The July 14 alumni panel was moderated by Kenta Asakura ’04, a doctoral candidate at the University of Toronto School for Social Work, who maintains a part-time practice serving LGBTQ clients of color.

Panelists were:

* Tomás Alvarez ’04, whose pioneering “Hip Hop Therapy” program in the Bay Area led to his being named a lifetime fellow of the Ashoka Foundation for social entrepreneurship.
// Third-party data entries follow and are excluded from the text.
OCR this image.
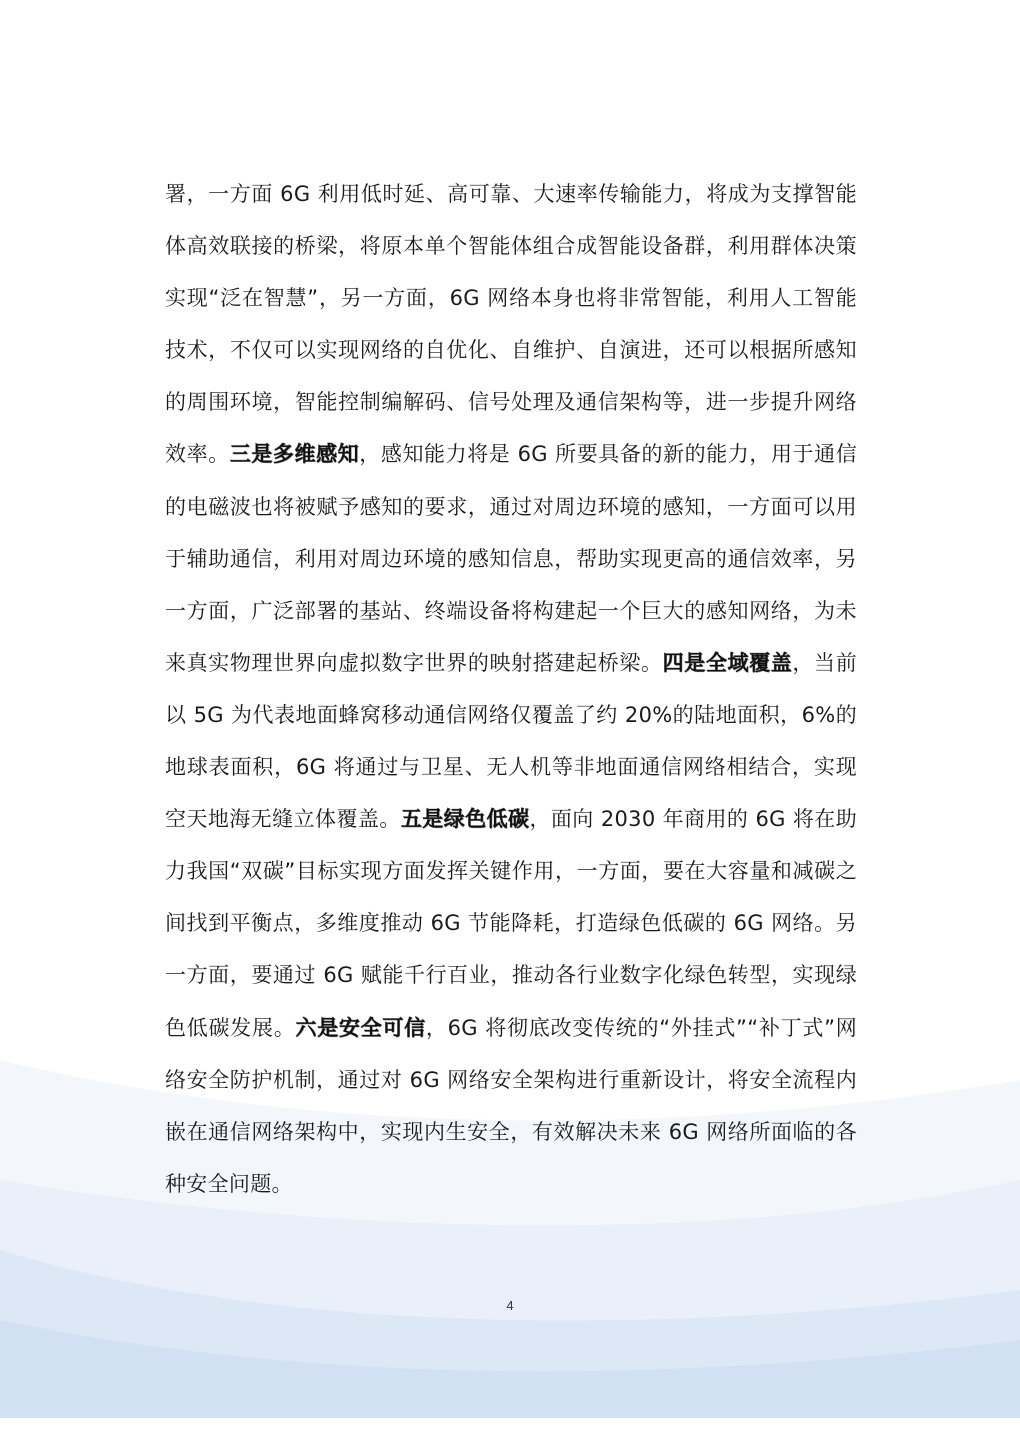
署，一方面 6G 利用低时延、高可靠、大速率传输能力，将成为支撑智能体高效联接的桥梁，将原本单个智能体组合成智能设备群，利用群体决策实现“泛在智慧”，另一方面，6G 网络本身也将非常智能，利用人工智能技术，不仅可以实现网络的自优化、自维护、自演进，还可以根据所感知的周围环境，智能控制编解码、信号处理及通信架构等，进一步提升网络效率。三是多维感知，感知能力将是 6G 所要具备的新的能力，用于通信的电磁波也将被赋予感知的要求，通过对周边环境的感知，一方面可以用于辅助通信，利用对周边环境的感知信息，帮助实现更高的通信效率，另一方面，广泛部署的基站、终端设备将构建起一个巨大的感知网络，为未来真实物理世界向虚拟数字世界的映射搭建起桥梁。四是全域覆盖，当前以 5G 为代表地面蜂窝移动通信网络仅覆盖了约 20%的陆地面积，6%的地球表面积，6G 将通过与卫星、无人机等非地面通信网络相结合，实现空天地海无缝立体覆盖。五是绿色低碳，面向 2030 年商用的 6G 将在助力我国“双碳”目标实现方面发挥关键作用，一方面，要在大容量和减碳之间找到平衡点，多维度推动 6G 节能降耗，打造绿色低碳的 6G 网络。另一方面，要通过 6G 赋能千行百业，推动各行业数字化绿色转型，实现绿色低碳发展。六是安全可信，6G 将彻底改变传统的“外挂式”“补丁式”网络安全防护机制，通过对 6G 网络安全架构进行重新设计，将安全流程内嵌在通信网络架构中，实现内生安全，有效解决未来 6G 网络所面临的各种安全问题。

4
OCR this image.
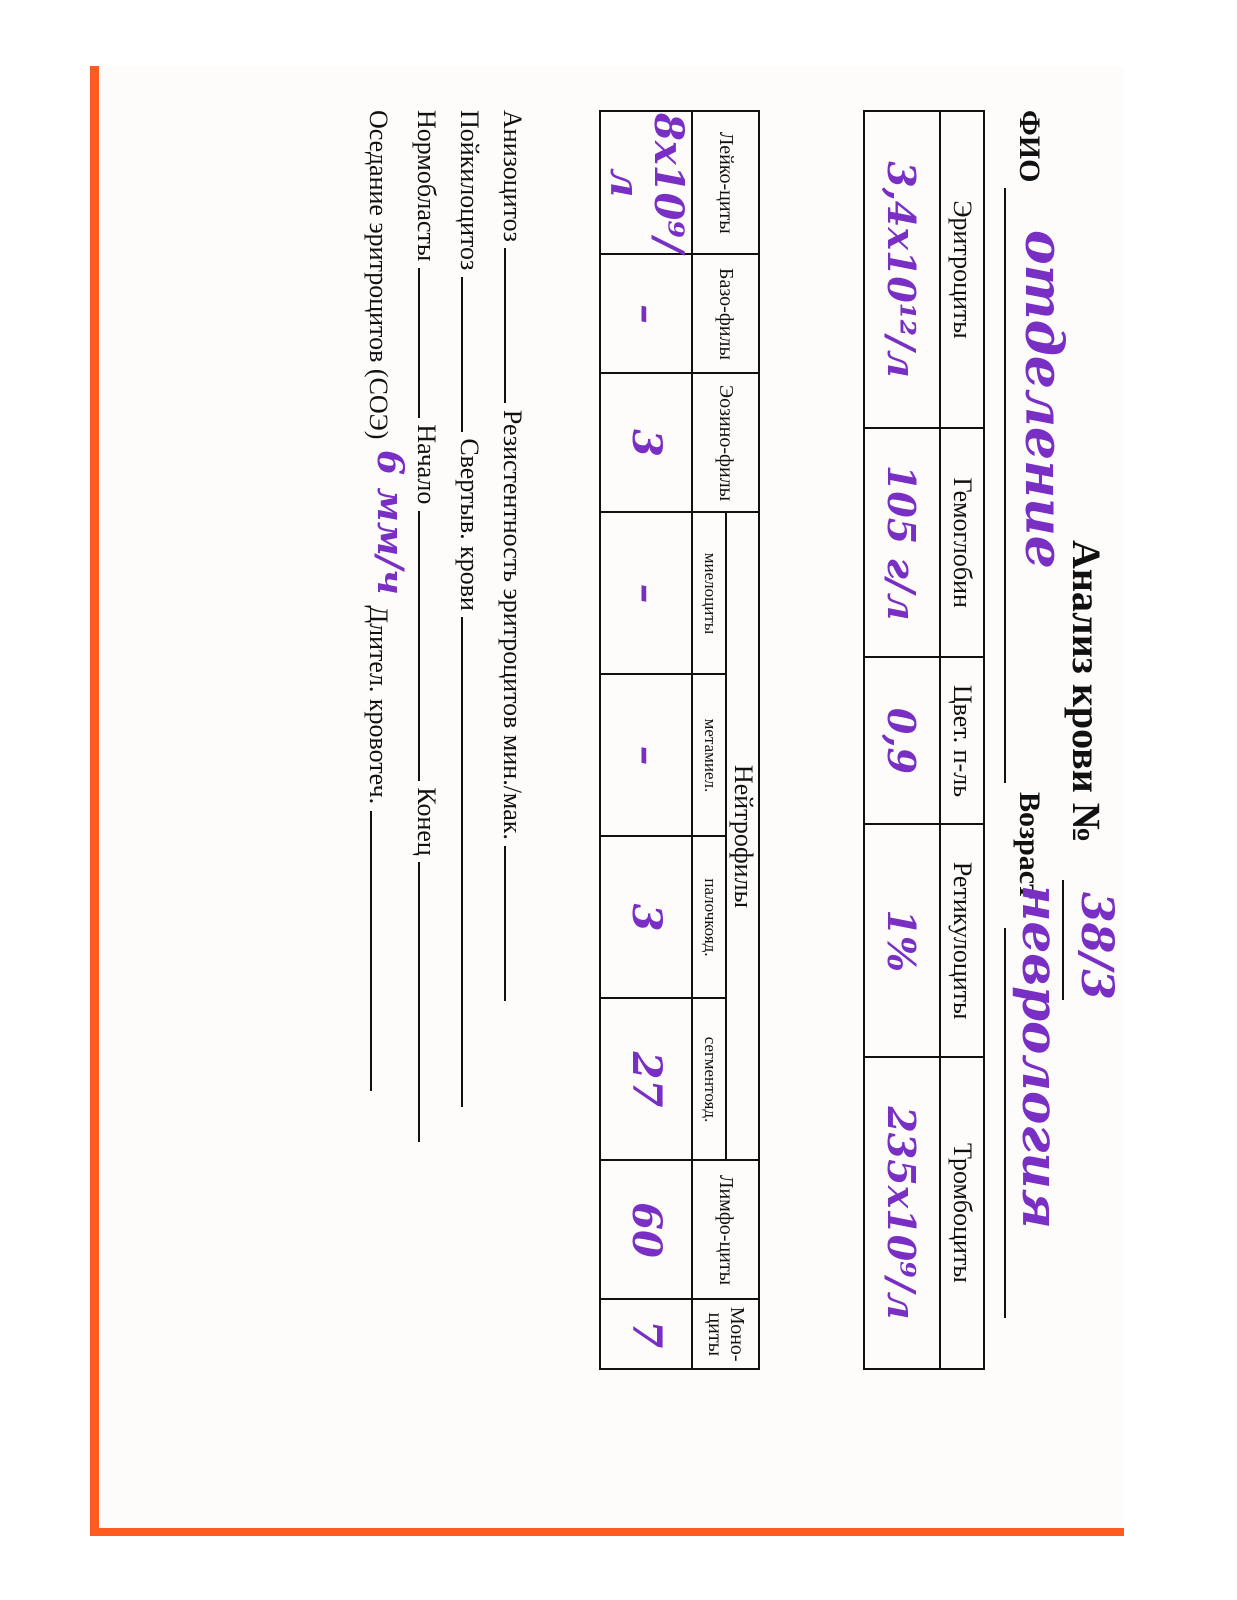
Анализ крови №
38/3
ФИО
отделение
Возраст
неврология
Эритроциты	Гемоглобин	Цвет. п-ль	Ретикулоциты	Тромбоциты
3,4х10¹²/л	105 г/л	0,9	1%	235х10⁹/л
Лейко-циты	Базо-филы	Эозино-филы	Нейтрофилы				Лимфо-циты	Моно-циты
			миелоциты	метамиел.	палочкояд.	сегментояд.		
8х10⁹/л	–	3	–	–	3	27	60	7
Анизоцитоз  Резистентность эритроцитов мин./мак.
Пойкилоцитоз  Свертыв. крови
Нормобласты  Начало  Конец
Оседание эритроцитов (СОЭ) 6 мм/ч Длител. кровотеч.
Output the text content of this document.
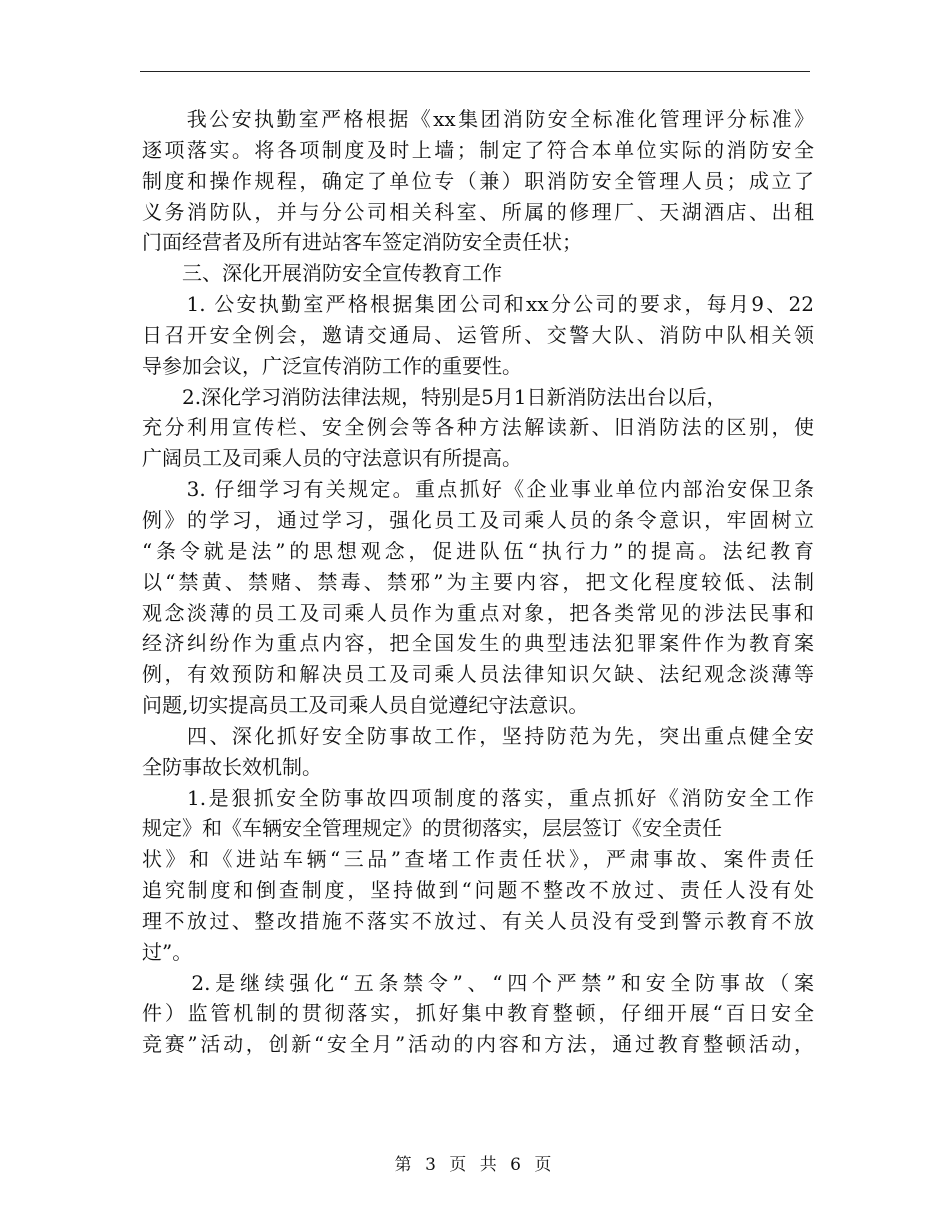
　　我公安执勤室严格根据《xx集团消防安全标准化管理评分标准》
逐项落实。将各项制度及时上墙；制定了符合本单位实际的消防安全
制度和操作规程，确定了单位专（兼）职消防安全管理人员；成立了
义务消防队，并与分公司相关科室、所属的修理厂、天湖酒店、出租
门面经营者及所有进站客车签定消防安全责任状；
　　三、深化开展消防安全宣传教育工作
　　1. 公安执勤室严格根据集团公司和xx分公司的要求，每月9、22
日召开安全例会，邀请交通局、运管所、交警大队、消防中队相关领
导参加会议，广泛宣传消防工作的重要性。
　　2.深化学习消防法律法规，特别是5月1日新消防法出台以后，
充分利用宣传栏、安全例会等各种方法解读新、旧消防法的区别，使
广阔员工及司乘人员的守法意识有所提高。
　　3. 仔细学习有关规定。重点抓好《企业事业单位内部治安保卫条
例》的学习，通过学习，强化员工及司乘人员的条令意识，牢固树立
“条令就是法”的思想观念，促进队伍“执行力”的提高。法纪教育
以“禁黄、禁赌、禁毒、禁邪”为主要内容，把文化程度较低、法制
观念淡薄的员工及司乘人员作为重点对象，把各类常见的涉法民事和
经济纠纷作为重点内容，把全国发生的典型违法犯罪案件作为教育案
例，有效预防和解决员工及司乘人员法律知识欠缺、法纪观念淡薄等
问题,切实提高员工及司乘人员自觉遵纪守法意识。
　　四、深化抓好安全防事故工作，坚持防范为先，突出重点健全安
全防事故长效机制。
　　1.是狠抓安全防事故四项制度的落实，重点抓好《消防安全工作
规定》和《车辆安全管理规定》的贯彻落实，层层签订《安全责任
状》和《进站车辆“三品”查堵工作责任状》，严肃事故、案件责任
追究制度和倒查制度，坚持做到“问题不整改不放过、责任人没有处
理不放过、整改措施不落实不放过、有关人员没有受到警示教育不放
过”。
　　2.是继续强化“五条禁令”、“四个严禁”和安全防事故（案
件）监管机制的贯彻落实，抓好集中教育整顿，仔细开展“百日安全
竞赛”活动，创新“安全月”活动的内容和方法，通过教育整顿活动，
第 3 页 共 6 页
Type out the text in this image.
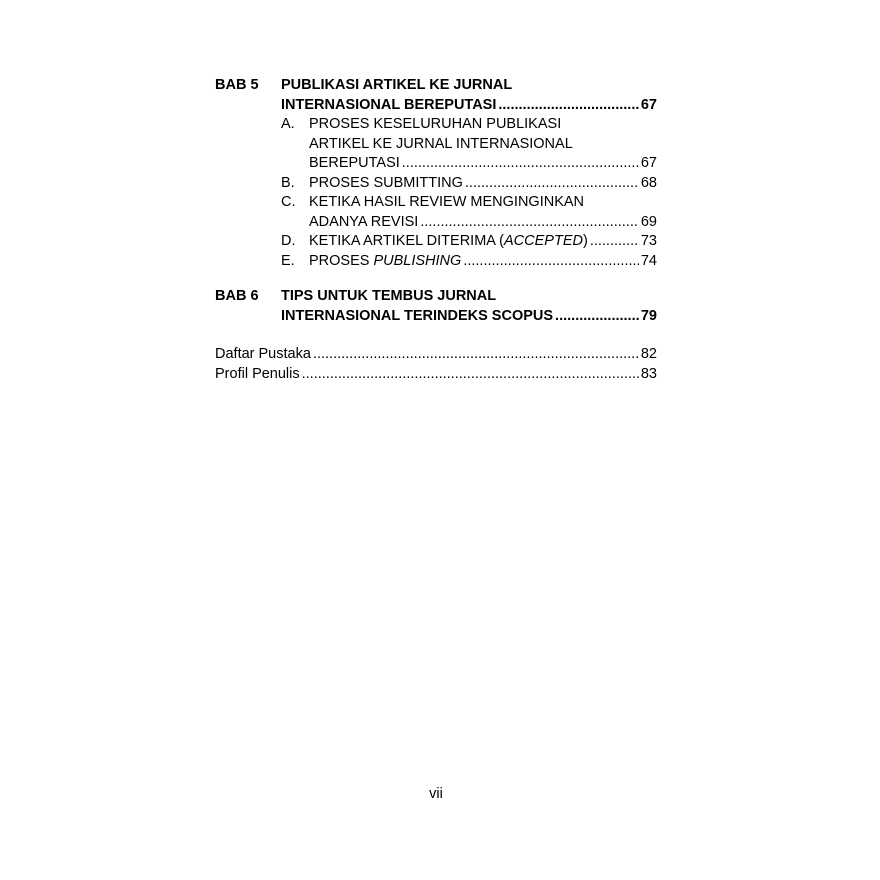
BAB 5 PUBLIKASI ARTIKEL KE JURNAL
INTERNASIONAL BEREPUTASI .....	67
A. PROSES KESELURUHAN PUBLIKASI
ARTIKEL KE JURNAL INTERNASIONAL
BEREPUTASI .....	67
B. PROSES SUBMITTING .....	68
C. KETIKA HASIL REVIEW MENGINGINKAN
ADANYA REVISI .....	69
D. KETIKA ARTIKEL DITERIMA (ACCEPTED) .....	73
E. PROSES PUBLISHING .....	74
BAB 6 TIPS UNTUK TEMBUS JURNAL
INTERNASIONAL TERINDEKS SCOPUS .....	79
Daftar Pustaka .....	82
Profil Penulis .....	83
vii
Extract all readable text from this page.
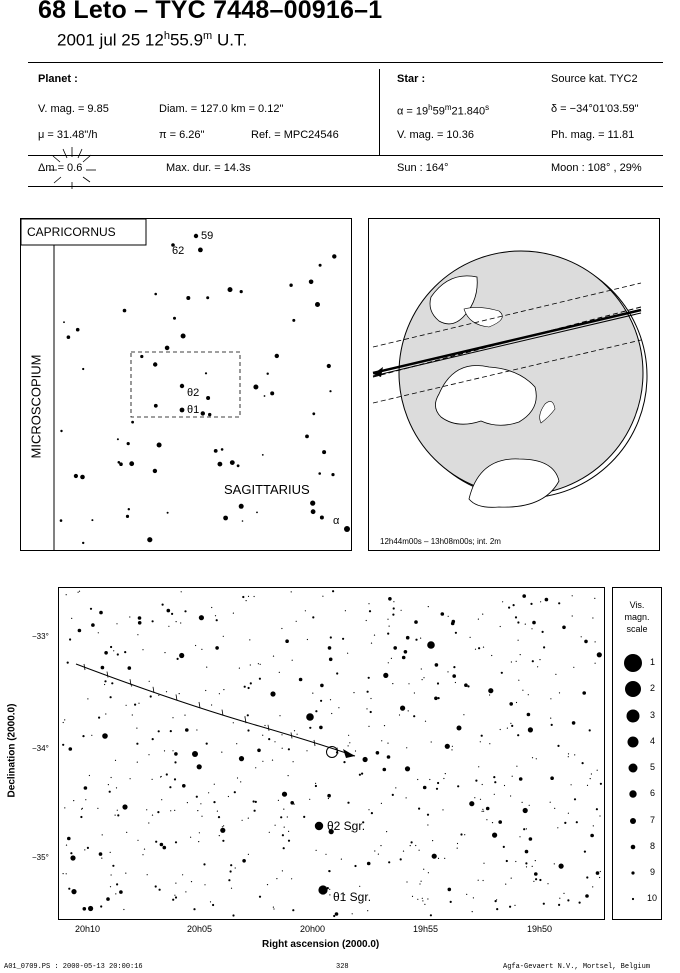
68 Leto – TYC 7448–00916–1
2001 jul 25 12$^h$55.9$^m$ U.T.
Planet :
V. mag. = 9.85	Diam. = 127.0 km = 0.12"
μ = 31.48"/h	π = 6.26"	Ref. = MPC24546
Star :	Source kat. TYC2
$\alpha = 19^h59^m21.840^s$	δ = −34°01'03.59"
V. mag. = 10.36	Ph. mag. = 11.81
Δm = 0.6	Max. dur. = 14.3s	Sun : 164°	Moon : 108° , 29%
CAPRICORNUS
MICROSCOPIUM
SAGITTARIUS
59
62
θ2
θ1
α
12h44m00s – 13h08m00s; int. 2m
θ2 Sgr.
θ1 Sgr.
−33°
−34°
−35°
Declination (2000.0)
20h10	20h05	20h00	19h55	19h50
Right ascension (2000.0)
Vis.
magn.
scale
1
2
3
4
5
6
7
8
9
10
A01_0709.PS : 2000-05-13 20:00:16	328	Agfa-Gevaert N.V., Mortsel, Belgium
Alvarez is the founder of Beats Rhymes and Life, Inc., an Oakland, Calif.-based nonprofit that supports youth of color.

* Enroue Halfkenny ’08, an artist, social justice activist and Yoruba priest who works with military families at a community mental health clinic in Connecticut;

* Keshia Williams ’08, a clinical social worker and adjunct faculty member at Smith, whose work has focused on how racism affects family and community violence and school-based practice.

The School for Social Work’s free Summer Lecture Series continues July 18, when Smith adjunct professor Mary Olson will give the annual conference E. Diane Davis Memorial Lecture on “Open Dialogue: A New Approach to Post-Systemic Practice.” Olson is also an assistant professor of psychiatry at the University of Massachusetts Medical School in Worcester and founder of The Institute for Dialogic Practice in Haydenville, Mass.

Other upcoming lectures include “Caring for Muslim Clients” on July 28 and “Pathways for Recovery from War-Related Psychological Injuries” on Aug. 4.

All lectures, which are free and open to the public, begin at 7:30 p.m. in Weinstein Auditorium at Wright Hall.